Título: 'Fizemos o que tínhamos de fazer'
Autor: Roberto Lameirinhas
Fonte: O Estado de São Paulo, 03/05/2006, Economia & Negócios, p. B9

Vice-presidente, considerado eminência parda de Evo Morales, diz que os brasileiros deverão compreender

"Os brasileiros compreenderão que fizemos o que tínhamos de fazer", disse ontem ao Estado o vice-presidente da Bolívia, Álvaro García Linera, em rápida conversa com jornalistas na porta do Palácio Quemado, a sede do governo do país. "Não consultamos ninguém nem negociamos com ninguém porque não tínhamos de fazer isso. Não falamos com Lula, não falamos com (Hugo) Chávez. A medida de nacionalização foi uma decisão soberana do Estado e do povo bolivianos."

A posição de García Linera sobre o tema é relevante. Para muitos analistas e jornalistas da Bolívia, ele é a eminência parda do governo de Evo Morales. Sociólogo, marxista e ex-líder político do Exército Guerrilheiro Tupac Katari, García Linera se tornou ideólogo do Movimento ao Socialismo (MAS), o partido de Evo. Atribui-se a ele grande influência sobre as ações do presidente. "As novas regras estão aí. Basta agora que as transnacionais se adaptem a elas", prosseguiu, referindo-se à Petrobrás e às demais petroleiras , que terão 180 dias para realinhar os contratos sob as novas normas ou deixar o país.

Evo deixou La Paz logo pela manhã e foi a Santa Cruz de la Sierra, onde se reuniria com os novos administradores de algumas plantas de produção de gás e petróleo, cujo controle passa agora à estatal Yacimientos Petrolíferos Fiscales de Bolívia (YPFB). Na sede de La Paz da YPFB, o movimento normal na frente do edifício camuflava o corre-corre do interior do prédio. Sucateada nos anos 90, quando o negócio de gás e petróleo foi privatizado e entregue a multinacionais, a estatal tem agora o desafio de encontrar quadros capazes de manter as operações do setor.

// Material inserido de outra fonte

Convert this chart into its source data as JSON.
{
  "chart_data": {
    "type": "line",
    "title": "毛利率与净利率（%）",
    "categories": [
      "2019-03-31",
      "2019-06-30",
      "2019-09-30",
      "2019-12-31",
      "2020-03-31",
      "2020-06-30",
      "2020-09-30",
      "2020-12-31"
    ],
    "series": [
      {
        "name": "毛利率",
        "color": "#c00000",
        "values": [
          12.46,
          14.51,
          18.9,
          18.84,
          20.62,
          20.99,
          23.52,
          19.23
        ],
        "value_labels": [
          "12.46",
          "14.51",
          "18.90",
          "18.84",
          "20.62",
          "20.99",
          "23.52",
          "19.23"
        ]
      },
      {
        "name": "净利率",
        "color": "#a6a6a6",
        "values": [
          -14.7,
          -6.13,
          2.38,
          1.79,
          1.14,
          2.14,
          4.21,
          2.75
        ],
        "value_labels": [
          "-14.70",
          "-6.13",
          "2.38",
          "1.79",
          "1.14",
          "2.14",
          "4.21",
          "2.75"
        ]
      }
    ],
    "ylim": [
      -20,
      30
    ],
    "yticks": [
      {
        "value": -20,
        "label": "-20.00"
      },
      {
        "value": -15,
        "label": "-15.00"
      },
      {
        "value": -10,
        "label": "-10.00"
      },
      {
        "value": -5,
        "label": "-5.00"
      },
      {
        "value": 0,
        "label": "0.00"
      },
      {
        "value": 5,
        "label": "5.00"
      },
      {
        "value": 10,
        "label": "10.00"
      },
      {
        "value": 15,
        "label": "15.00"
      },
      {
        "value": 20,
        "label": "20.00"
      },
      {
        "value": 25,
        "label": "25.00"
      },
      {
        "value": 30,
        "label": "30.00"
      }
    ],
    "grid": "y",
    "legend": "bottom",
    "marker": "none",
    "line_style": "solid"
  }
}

Segundo uma das porta-vozes da YPFB, Gloria Yzaguirre, não houve ontem, primeiro dia útil após o anúncio da nacionalização, nenhum incidente que afetasse a produção nos 56 campos nacionalizados. O governo garante que o fato de Evo ter ordenado ao Exército a ocupação das petrolíferas evitou locautes ou, como disse García Linera, "sabotagem" das operações pelas multinacionais.

Ontem mesmo, porém, a constitucionalidade do decreto de Evo foi questionada. Falando sob a condição de não ter seu nome publicado, um diplomata baseado em La Paz observou que as múltis se instalaram no país pela Lei de Capitalização, sancionada em 1997 pelo então presidente Sánchez de Lozada. Trata-se de lei ordinária, aprovada pelo Congresso. "Pela atual Constituição, um decreto supremo não pode ter precedência sobre uma lei ordinária."

Para ganhar legalidade, o Congresso precisa revogar a Lei de Capitalização ou dar tramitação à lei de nacionalização. O governo de Evo - que tem a maior bancada da Câmara, mas é minoria no Senado - não tem apoio suficiente em nenhum dos casos.